Super-Eddington accretion of black holes in early nuclear bursts gives birth to Little Red Dots

Yangyao Chen, Houjun Mo

First listed 2026-06-01 | Last updated 2026-05-29

Abstract

In a recent paper, Chen et al. developed a framework for modeling the seeding and growth of supermassive black holes (BHs) in the context of $Λ$CDM cosmogony. Here, we use a set of physically motivated criteria to select a population of predicted BHs and link them to Little Red Dots (LRDs) discovered by JWST. We show that the LRD population at high redshift ($z$) emerges naturally from a subset of BHs with super-Eddington accretion during nuclear bursts. The model suggests that the observed LRDs are the "tip of the iceberg" of a much larger population of less luminous BHs in the same subset. The model makes specific predictions for the LRD population, such as the mass distributions of their BHs and host galaxies/halos, and the piece-wise redshift evolution of their number density. The cosmological context of the model also allows us to link the observed LRD population to their progenitors (their BH seeds) and lower-$z$ descendant BHs, galaxies and halos. Most LRDs at $z\sim 5$ are seeded at $z \gtrsim 20$ through direct-collapse BHs or pair-instability supernovae from Pop-III stars, and have grown to $M_{\rm BH} \approx 10^5$--$10^7\,{\rm M}_\odot$ through nuclear bursts by their observed redshift. LRDs are predicted to have diverse descendants, ranging from compact dwarf galaxies to brightest cluster galaxies (BCGs) at $z=0$. These predictions are consistent with current observations and can be further tested. The success of this model indicates that the results presented here provide a robust foundation for building detailed models of the LRD population.

Short digest

Chen and Mo use their semi-analytic black-hole seeding and growth framework to identify a subset of model black holes undergoing super-Eddington accretion during nuclear bursts that naturally matches the observed Little Red Dot population. In this picture, the JWST LRDs are the visible tip of a much larger population of less luminous rapidly growing black holes, with predicted black-hole masses around 10^5-10^7 solar masses by z~5 and characteristic host-galaxy and halo mass distributions.
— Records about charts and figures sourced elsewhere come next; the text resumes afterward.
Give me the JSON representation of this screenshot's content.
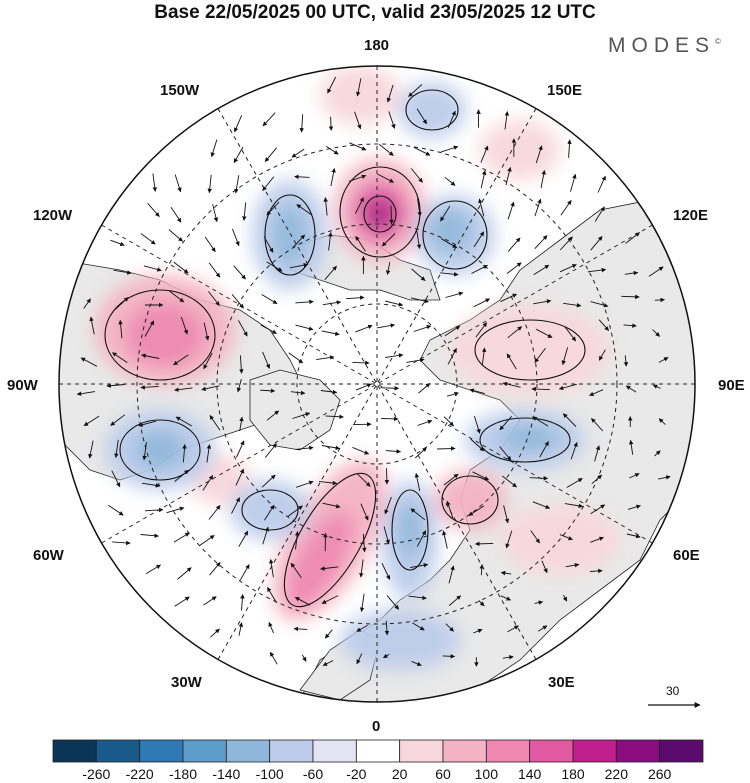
{
  "header": {
    "title": "Base 22/05/2025 00 UTC, valid 23/05/2025 12 UTC",
    "brand": "MODES",
    "brand_mark": "©"
  },
  "longitude_labels": {
    "top": "180",
    "bottom": "0",
    "left": "90W",
    "right": "90E",
    "upper_left_1": "150W",
    "upper_left_2": "120W",
    "lower_left_1": "60W",
    "lower_left_2": "30W",
    "upper_right_1": "150E",
    "upper_right_2": "120E",
    "lower_right_1": "60E",
    "lower_right_2": "30E"
  },
  "reference_vector": {
    "value": "30"
  },
  "colorbar": {
    "ticks": [
      "-260",
      "-220",
      "-180",
      "-140",
      "-100",
      "-60",
      "-20",
      "20",
      "60",
      "100",
      "140",
      "180",
      "220",
      "260"
    ],
    "colors": [
      "#0b3556",
      "#1a5a8a",
      "#2f7ab5",
      "#5d9ccb",
      "#8fb7dc",
      "#bcccea",
      "#e4e4f4",
      "#ffffff",
      "#f8d7dc",
      "#f4b3c4",
      "#ef87b0",
      "#e25aa2",
      "#c11e8e",
      "#8a0d7f",
      "#5b0b6e"
    ]
  },
  "colors": {
    "land": "#e9e9e9",
    "ocean": "#ffffff",
    "coast": "#222222",
    "grid": "#222222"
  }
}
The model also reproduces the observed piece-wise redshift evolution of LRD number density and links those objects back to mostly z>20 seeds formed through direct collapse or Pop III pair-instability channels. That broader cosmological bookkeeping matters because it connects LRDs to both their early-seeding origin and a wide descendant range by z=0, from compact dwarfs to brightest cluster galaxies.

Key figures to inspect

• Figure 1. Use this figure to show how the paper operationally defines the LRD population inside the model. The BH accretion-rate versus BH-mass plane and the BH-mass-fraction versus BH-mass plane make clear that the selected LRDs occupy the extreme tip of a burst-driven branch, which is the paper's key physical identification rather than a purely phenomenological fit.
• Figure 2. Use this figure for the paper's main population-level validation against observations. It demonstrates that the model reproduces the piece-wise redshift evolution of the LRD number density, while also showing how sensitive the prediction is to the burst-duration sampling and to alternative BH accretion-rate thresholds used in the selection.
• Figure 3. Use this full evolutionary synthesis figure because it carries the paper's strongest bottom-line claim. By following the selected z~5 LRDs from their seed channels at high redshift to their host-galaxy, halo, and black-hole properties at the observed epoch and then to their z=0 descendants, it turns the model from an LRD identification exercise into a concrete progenitor-and-descendant framework.